The family took the week off, cashing in on Melbourne Cup Day Holiday to take time out in a great month of the year. What did the kids learn? The oldest (10) learnt about solar energy and sustainability and the basic law of physics, via the water heater service. He observed our camping solar panels in action and asked the pertinent question, “If this is the sunniest spot in Victoria, why aren’t there more solar panels around? This area could produce enough power for the state of Victoria!” Good question Noah. A child can see the common sense in solar energy after a camping trip like this.
Are our political leaders slow learners, are their heads buried in the sand or inserted into another orifice of the dirty brown coal industry providers? At 10 years old, kids ask questions, at 18 they vote. At 50 what will their world be like without a radical change to address climate change?
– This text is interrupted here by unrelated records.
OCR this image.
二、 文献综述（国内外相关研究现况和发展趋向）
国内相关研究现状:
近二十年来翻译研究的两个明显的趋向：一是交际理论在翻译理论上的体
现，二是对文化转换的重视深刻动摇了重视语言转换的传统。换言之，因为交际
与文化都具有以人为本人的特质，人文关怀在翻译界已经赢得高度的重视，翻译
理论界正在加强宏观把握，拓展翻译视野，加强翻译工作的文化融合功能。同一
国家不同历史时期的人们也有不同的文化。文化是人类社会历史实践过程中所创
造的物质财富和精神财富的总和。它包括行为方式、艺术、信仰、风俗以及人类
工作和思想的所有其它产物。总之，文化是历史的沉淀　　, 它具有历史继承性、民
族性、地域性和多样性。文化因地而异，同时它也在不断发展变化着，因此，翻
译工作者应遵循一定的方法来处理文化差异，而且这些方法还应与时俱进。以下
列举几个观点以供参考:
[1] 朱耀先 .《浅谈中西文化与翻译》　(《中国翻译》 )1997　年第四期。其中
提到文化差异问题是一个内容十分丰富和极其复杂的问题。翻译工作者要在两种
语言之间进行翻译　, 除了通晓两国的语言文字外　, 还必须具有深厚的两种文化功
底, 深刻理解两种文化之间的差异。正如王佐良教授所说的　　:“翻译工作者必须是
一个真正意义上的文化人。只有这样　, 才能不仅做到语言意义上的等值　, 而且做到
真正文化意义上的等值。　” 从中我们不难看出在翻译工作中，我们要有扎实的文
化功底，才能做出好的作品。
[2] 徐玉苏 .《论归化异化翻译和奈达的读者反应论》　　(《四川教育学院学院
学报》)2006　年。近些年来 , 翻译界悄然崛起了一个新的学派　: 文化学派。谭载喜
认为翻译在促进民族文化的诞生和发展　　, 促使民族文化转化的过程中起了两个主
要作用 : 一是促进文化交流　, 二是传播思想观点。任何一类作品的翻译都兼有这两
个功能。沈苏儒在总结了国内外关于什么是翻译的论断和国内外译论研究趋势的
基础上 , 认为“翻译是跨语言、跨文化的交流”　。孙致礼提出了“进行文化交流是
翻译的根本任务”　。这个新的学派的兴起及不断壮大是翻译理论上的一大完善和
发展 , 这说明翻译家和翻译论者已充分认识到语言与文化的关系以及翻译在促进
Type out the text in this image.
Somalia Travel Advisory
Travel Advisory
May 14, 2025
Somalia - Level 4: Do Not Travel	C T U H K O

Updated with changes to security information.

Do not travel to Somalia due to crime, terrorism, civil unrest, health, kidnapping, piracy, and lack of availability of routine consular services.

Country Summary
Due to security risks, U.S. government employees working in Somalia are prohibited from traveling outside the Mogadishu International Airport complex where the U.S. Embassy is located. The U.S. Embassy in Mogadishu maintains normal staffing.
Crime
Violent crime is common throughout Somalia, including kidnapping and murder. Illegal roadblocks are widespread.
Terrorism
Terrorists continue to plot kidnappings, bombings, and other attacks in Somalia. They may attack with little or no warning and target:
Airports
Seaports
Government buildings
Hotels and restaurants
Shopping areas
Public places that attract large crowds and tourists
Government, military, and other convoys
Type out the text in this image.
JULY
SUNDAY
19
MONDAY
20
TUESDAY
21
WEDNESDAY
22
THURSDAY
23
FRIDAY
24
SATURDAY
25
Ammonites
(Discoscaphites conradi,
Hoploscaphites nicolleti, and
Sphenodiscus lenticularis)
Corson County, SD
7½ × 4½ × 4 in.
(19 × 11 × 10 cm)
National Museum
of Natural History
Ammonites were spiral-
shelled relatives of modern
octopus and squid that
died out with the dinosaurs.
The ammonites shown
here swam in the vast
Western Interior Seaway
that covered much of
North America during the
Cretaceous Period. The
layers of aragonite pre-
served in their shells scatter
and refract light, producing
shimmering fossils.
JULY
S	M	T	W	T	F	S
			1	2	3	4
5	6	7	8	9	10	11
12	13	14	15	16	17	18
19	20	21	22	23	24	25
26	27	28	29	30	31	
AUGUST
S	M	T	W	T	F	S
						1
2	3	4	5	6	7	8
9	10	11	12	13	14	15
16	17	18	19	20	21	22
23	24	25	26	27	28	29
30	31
The younger ones learnt to use the currents of the river to move downstream (with safety jackets on). They watched the full moon rise each evening. The girls found some instant $1.00 fashion in the op shops of a nearby town. The children had no need for shoes, they were always hungry, and they played and looked after each other. The cards came out, Ollie found a handmade sling shot, Lottie found an off cut of redgum wood which became an oiled cheese board. They skip jumped rocks on the river and dug vast holes in the sand and joined in night-time campfire conversations about dreams.
We wound up with a moonlight ballet concert on the beach, spot lit by one of Kyle’s camping toys, with Daisy doing a great dying swan act on the banks of the river.
How nice it would be to take a tinny or kayak down the river from Yarrawonga to Cobram.
Song plants to go with this post, because camping is also about singing:
Take Me to the River, Al Green, nicely covered by Talking Heads.
I See the Bad Moon Rising, Creedence Clearwater Revival.
Swan Lake, Tchaikovsky -you know the one!
Oh Happy Day, 18th century gospel song first popularised by Edwin Hawkins Singers in 1969.
Love is a Battlefield, Pat Benatar, a good tune to dance to in the wilds.